Challenge Overview
Overview
Create an application that will process the output from the Web Traffic Scan Challenge and identify REST-based API endpoints. The goal of this application is to separate standard web traffic from REST-based API web traffic, discard the standard traffic, then create a summarized report of the REST-based traffic. This application consumes input in the form of CSV and creates output in plain text.
The algorithm used to determine REST-based API traffic is to be determined by the challenge submitter.
Interface
The application should be command line based. It should take a single CSV file as input (generated using the provided solution from the previous challenge) and create a single TXT file as output. The output file should be UTF-8 and use Windows line endings.
The challenge submitter is responsible for creating their own CSV file for development and testing.
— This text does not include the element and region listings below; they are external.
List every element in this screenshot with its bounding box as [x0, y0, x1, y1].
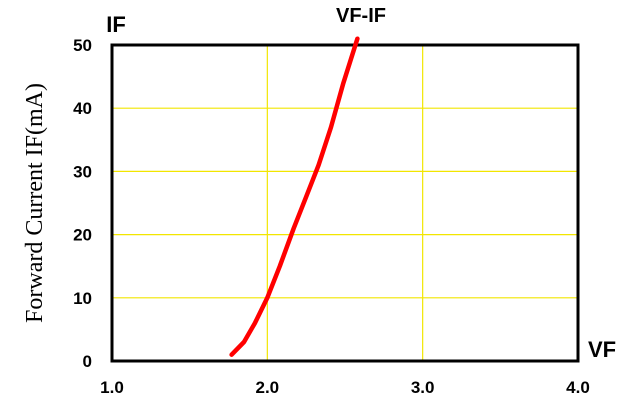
vf-if-curve [229, 36, 360, 357]
chart-title: VF-IF [336, 5, 386, 27]
series-layer [229, 36, 360, 357]
y-tick-label: 30 [73, 162, 92, 181]
x-tick-label: 3.0 [411, 378, 435, 397]
y-tick-label: 10 [73, 289, 92, 308]
x-axis-short-label: VF [588, 337, 616, 362]
y-tick-label: 0 [83, 352, 92, 371]
x-tick-label: 2.0 [256, 378, 280, 397]
y-tick-label: 20 [73, 226, 92, 245]
y-tick-label: 50 [73, 36, 92, 55]
plot-frame [110, 43, 580, 363]
x-tick-label: 1.0 [100, 378, 124, 397]
tick-labels: 1.0 2.0 3.0 4.0 0 10 20 30 40 50 [73, 36, 590, 397]
x-tick-label: 4.0 [566, 378, 590, 397]
y-axis-label: Forward Current IF(mA) [22, 83, 48, 323]
y-axis-short-label: IF [106, 12, 126, 37]
y-tick-label: 40 [73, 99, 92, 118]
grid-lines [112, 45, 578, 361]
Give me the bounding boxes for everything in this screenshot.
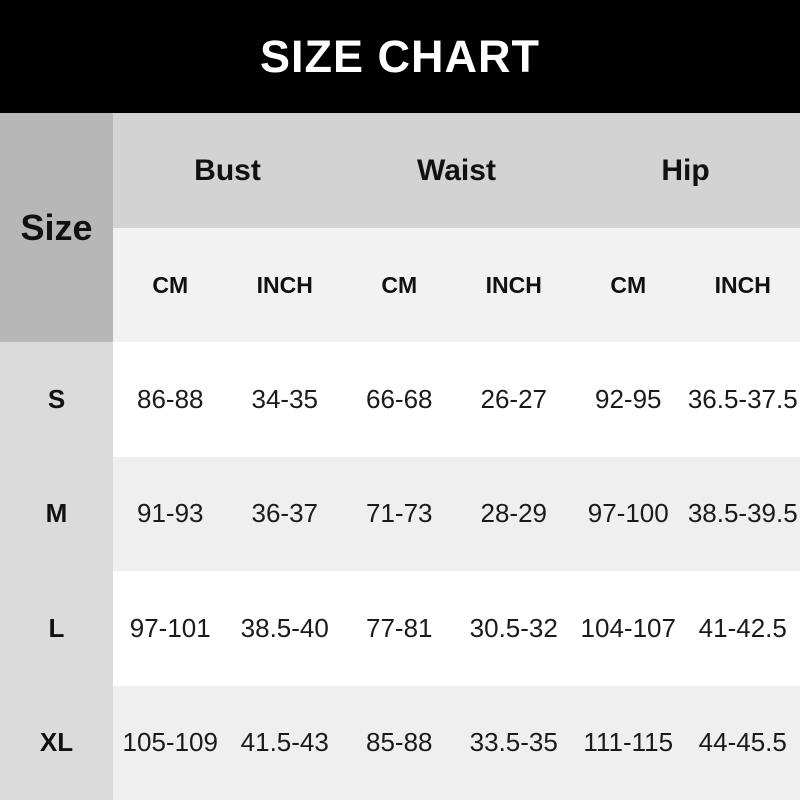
table-cell: 26-27: [456, 342, 571, 457]
unit-header-bust-inch: INCH: [227, 228, 342, 342]
table-cell: 105-109: [113, 685, 228, 800]
table-row-m: M 91-93 36-37 71-73 28-29 97-100 38.5-39…: [0, 456, 800, 571]
size-column-header: Size: [0, 113, 113, 342]
table-cell: 71-73: [342, 456, 457, 571]
table-row-s: S 86-88 34-35 66-68 26-27 92-95 36.5-37.…: [0, 342, 800, 457]
table-cell: 86-88: [113, 342, 228, 457]
table-cell: 104-107: [571, 571, 686, 686]
table-cell: 38.5-39.5: [685, 456, 800, 571]
group-header-waist: Waist: [342, 113, 571, 228]
table-cell: 97-101: [113, 571, 228, 686]
unit-header-hip-cm: CM: [571, 228, 686, 342]
size-chart-table: Size Bust Waist Hip CM INCH CM INCH CM I…: [0, 113, 800, 800]
size-cell: XL: [0, 685, 113, 800]
size-cell: L: [0, 571, 113, 686]
table-cell: 97-100: [571, 456, 686, 571]
group-header-row: Size Bust Waist Hip: [0, 113, 800, 342]
table-cell: 66-68: [342, 342, 457, 457]
table-cell: 111-115: [571, 685, 686, 800]
size-cell: M: [0, 456, 113, 571]
table-row-xl: XL 105-109 41.5-43 85-88 33.5-35 111-115…: [0, 685, 800, 800]
group-header-hip: Hip: [571, 113, 800, 228]
table-cell: 36-37: [227, 456, 342, 571]
size-cell: S: [0, 342, 113, 457]
table-cell: 85-88: [342, 685, 457, 800]
table-row-l: L 97-101 38.5-40 77-81 30.5-32 104-107 4…: [0, 571, 800, 686]
group-header-bust: Bust: [113, 113, 342, 228]
table-cell: 33.5-35: [456, 685, 571, 800]
table-cell: 77-81: [342, 571, 457, 686]
table-cell: 41-42.5: [685, 571, 800, 686]
table-cell: 34-35: [227, 342, 342, 457]
unit-header-bust-cm: CM: [113, 228, 228, 342]
table-cell: 41.5-43: [227, 685, 342, 800]
page-title: SIZE CHART: [260, 30, 540, 82]
unit-header-hip-inch: INCH: [685, 228, 800, 342]
table-cell: 36.5-37.5: [685, 342, 800, 457]
unit-header-waist-cm: CM: [342, 228, 457, 342]
table-cell: 38.5-40: [227, 571, 342, 686]
unit-header-waist-inch: INCH: [456, 228, 571, 342]
table-cell: 28-29: [456, 456, 571, 571]
table-cell: 44-45.5: [685, 685, 800, 800]
banner: SIZE CHART: [0, 0, 800, 113]
table-cell: 91-93: [113, 456, 228, 571]
table-cell: 92-95: [571, 342, 686, 457]
table-cell: 30.5-32: [456, 571, 571, 686]
unit-header-row: CM INCH CM INCH CM INCH: [0, 228, 800, 342]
This file should have a mix of normal web traffic and REST-based API traffic.
The CSV file will have a header row and contain the following fields:
- Client IP
- Server IP
- Authorization
- Request Content-Type
- Request Content-Length
- Request Host
- Request Date
- User-Agent
- Content-Encoding
- Response Content-Type
- Response Content-Length
- Response Date
- Server
- Status
- Server Port
- HTTP Method
- HTTP Path
- Request Body (truncated - up to 24 characters)
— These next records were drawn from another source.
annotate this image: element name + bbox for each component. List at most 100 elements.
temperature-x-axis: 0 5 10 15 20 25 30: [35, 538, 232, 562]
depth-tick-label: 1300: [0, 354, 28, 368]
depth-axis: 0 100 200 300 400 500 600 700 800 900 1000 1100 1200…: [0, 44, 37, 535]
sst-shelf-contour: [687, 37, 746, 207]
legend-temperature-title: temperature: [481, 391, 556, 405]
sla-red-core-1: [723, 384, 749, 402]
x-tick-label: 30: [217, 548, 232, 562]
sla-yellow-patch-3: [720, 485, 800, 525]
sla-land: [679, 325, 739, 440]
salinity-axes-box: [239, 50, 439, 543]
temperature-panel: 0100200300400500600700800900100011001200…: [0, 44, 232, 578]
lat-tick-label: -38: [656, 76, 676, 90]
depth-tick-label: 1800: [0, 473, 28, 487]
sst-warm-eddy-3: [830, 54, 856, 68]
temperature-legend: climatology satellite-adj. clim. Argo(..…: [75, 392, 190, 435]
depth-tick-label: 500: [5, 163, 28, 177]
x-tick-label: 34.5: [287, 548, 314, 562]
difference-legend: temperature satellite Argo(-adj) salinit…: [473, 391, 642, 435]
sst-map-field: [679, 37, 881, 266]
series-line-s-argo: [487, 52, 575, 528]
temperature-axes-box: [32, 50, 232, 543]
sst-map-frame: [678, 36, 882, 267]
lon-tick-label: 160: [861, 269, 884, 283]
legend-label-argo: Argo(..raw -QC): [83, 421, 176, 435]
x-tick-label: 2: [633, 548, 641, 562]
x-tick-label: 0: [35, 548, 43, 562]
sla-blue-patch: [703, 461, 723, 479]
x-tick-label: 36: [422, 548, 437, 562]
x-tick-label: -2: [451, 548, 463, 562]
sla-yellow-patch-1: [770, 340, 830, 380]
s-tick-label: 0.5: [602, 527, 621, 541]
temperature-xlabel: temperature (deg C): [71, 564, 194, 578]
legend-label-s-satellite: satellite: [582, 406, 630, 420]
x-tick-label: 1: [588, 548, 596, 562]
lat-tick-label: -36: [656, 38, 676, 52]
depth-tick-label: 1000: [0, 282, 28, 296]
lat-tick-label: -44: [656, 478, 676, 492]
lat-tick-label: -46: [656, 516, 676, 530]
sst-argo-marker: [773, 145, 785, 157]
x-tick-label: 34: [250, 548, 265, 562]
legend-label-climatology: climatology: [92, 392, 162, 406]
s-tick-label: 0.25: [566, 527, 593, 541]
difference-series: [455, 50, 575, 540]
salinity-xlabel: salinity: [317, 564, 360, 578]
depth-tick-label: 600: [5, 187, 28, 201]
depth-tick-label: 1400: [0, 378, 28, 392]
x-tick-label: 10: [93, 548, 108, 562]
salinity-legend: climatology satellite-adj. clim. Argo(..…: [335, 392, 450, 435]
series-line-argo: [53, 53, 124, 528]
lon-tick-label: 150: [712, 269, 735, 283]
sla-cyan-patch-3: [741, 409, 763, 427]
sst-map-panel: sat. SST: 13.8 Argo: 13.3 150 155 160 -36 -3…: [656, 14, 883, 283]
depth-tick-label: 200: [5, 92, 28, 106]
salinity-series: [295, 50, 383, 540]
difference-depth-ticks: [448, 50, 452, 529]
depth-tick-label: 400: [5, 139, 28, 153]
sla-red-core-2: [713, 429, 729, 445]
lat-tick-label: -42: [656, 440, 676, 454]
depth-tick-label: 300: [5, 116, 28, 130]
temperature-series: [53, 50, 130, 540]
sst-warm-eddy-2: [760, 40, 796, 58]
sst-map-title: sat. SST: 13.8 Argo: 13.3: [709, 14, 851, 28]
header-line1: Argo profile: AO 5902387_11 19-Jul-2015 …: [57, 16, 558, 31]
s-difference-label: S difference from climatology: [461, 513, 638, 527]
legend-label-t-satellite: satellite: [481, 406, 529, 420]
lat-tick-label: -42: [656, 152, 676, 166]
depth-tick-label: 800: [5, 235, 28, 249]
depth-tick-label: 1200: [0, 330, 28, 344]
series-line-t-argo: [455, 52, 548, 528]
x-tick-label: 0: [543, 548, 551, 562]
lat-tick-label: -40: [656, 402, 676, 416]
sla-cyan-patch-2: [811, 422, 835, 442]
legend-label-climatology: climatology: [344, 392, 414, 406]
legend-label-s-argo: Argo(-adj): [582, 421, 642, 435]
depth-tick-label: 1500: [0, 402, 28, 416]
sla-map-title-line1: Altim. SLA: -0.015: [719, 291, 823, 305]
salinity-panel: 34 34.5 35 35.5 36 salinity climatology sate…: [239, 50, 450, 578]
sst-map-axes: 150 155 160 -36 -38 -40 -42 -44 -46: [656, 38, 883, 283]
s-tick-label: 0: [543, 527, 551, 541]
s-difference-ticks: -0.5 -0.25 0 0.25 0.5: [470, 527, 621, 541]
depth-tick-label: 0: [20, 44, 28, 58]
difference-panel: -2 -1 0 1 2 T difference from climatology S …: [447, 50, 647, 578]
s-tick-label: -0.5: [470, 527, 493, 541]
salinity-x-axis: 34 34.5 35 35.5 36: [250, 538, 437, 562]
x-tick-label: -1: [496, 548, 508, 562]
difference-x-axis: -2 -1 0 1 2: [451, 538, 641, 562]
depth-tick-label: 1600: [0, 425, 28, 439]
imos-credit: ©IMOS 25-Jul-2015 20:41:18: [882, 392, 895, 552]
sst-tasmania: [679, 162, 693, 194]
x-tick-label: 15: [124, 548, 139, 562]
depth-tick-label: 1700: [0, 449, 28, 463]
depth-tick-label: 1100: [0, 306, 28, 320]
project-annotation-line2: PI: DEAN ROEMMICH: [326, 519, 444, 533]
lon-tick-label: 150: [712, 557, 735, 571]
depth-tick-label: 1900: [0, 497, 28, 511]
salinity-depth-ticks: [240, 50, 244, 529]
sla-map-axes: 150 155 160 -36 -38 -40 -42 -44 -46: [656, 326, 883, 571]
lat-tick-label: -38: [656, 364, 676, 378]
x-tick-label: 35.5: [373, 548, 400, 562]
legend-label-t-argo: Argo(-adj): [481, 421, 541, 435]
- Response Body (truncated - up to 24 characters)
- Encrypted (true if the TCP connection was encrypted, false if otherwise)
- Certificate common name (for encrypted connections)
- Certificate organization (for encrypted connections)
- Certificate issuer (for encrypted connections)
- Certificate Expiration Date (for encrypted connections)
The TXT output file should have the following format:
Host (or Server IP address for those any API endpoints for which a Host header was not specified)
Host / Server IP 1 (use Server IP if no hostname can be determined)
Certificate common name (for encrypted connections)
Certificate organization (for encrypted connections)
Certificate issuer (for encrypted connections)
Certificate Expiration Date (for encrypted connections)
HTTP Path and Port #1
Encrypted (true or false)
Response Content-Type (list of MIME types used at this API endpoint)
Request Content-Types: (if applicable like in POST and PUTs)
HTTP Methods used: (list of HTTP methods used at this API endpoint)
Authorization Method: (Basic, Bearer, No Authentication, or Other)
HTTP Path and Port #2
Encrypted (true or false)
Response Content-Type (list of MIME types used at this API endpoint)
Request Content-Types: (if applicable like in POST and PUTs)
HTTP Methods used: (list of HTTP methods used at this API endpoint)
Authorization Method: (Basic, Bearer, No Authentication, or Other)
Host / Server IP 2
...
HTTP Path and Port #1
...
HTTP Path and Port #2
...
...
HTTP Path and Port #1
...
HTTP Path and Port #2
...
The information in the output file should be grouped by Host / Server IP and certificate information. For example, if there are 100 API endpoints found at google.com, using certificates with the same name, organization, issuer, and expiration date, the application should list only one google.com host. However, if other hostnames are used (like m.google.com) or if additional certificates are found in use by the same host, you should start a new Host / Server IP grouping.
The application should also remove redundant information from the output. For example, if a given API endpoint is called 100 times, for the same host, with the same certificate information, then it should only be listed in the output one time.
System Requirements
The application must run on Windows. Mac OS X support is optional.
Documentation
Include a README file with installation and configuration instructionsFinal Submission Guidelines
Deliverables
- All source code to implement the requirements.
- A sample CSV input file. Please ensure no sensitive information is in this file.
- A sample TXT output file. Please ensure no sensitive information is in this file.
- README file containing installation and configuration documentation.
- Verification document containing steps to verify your solution.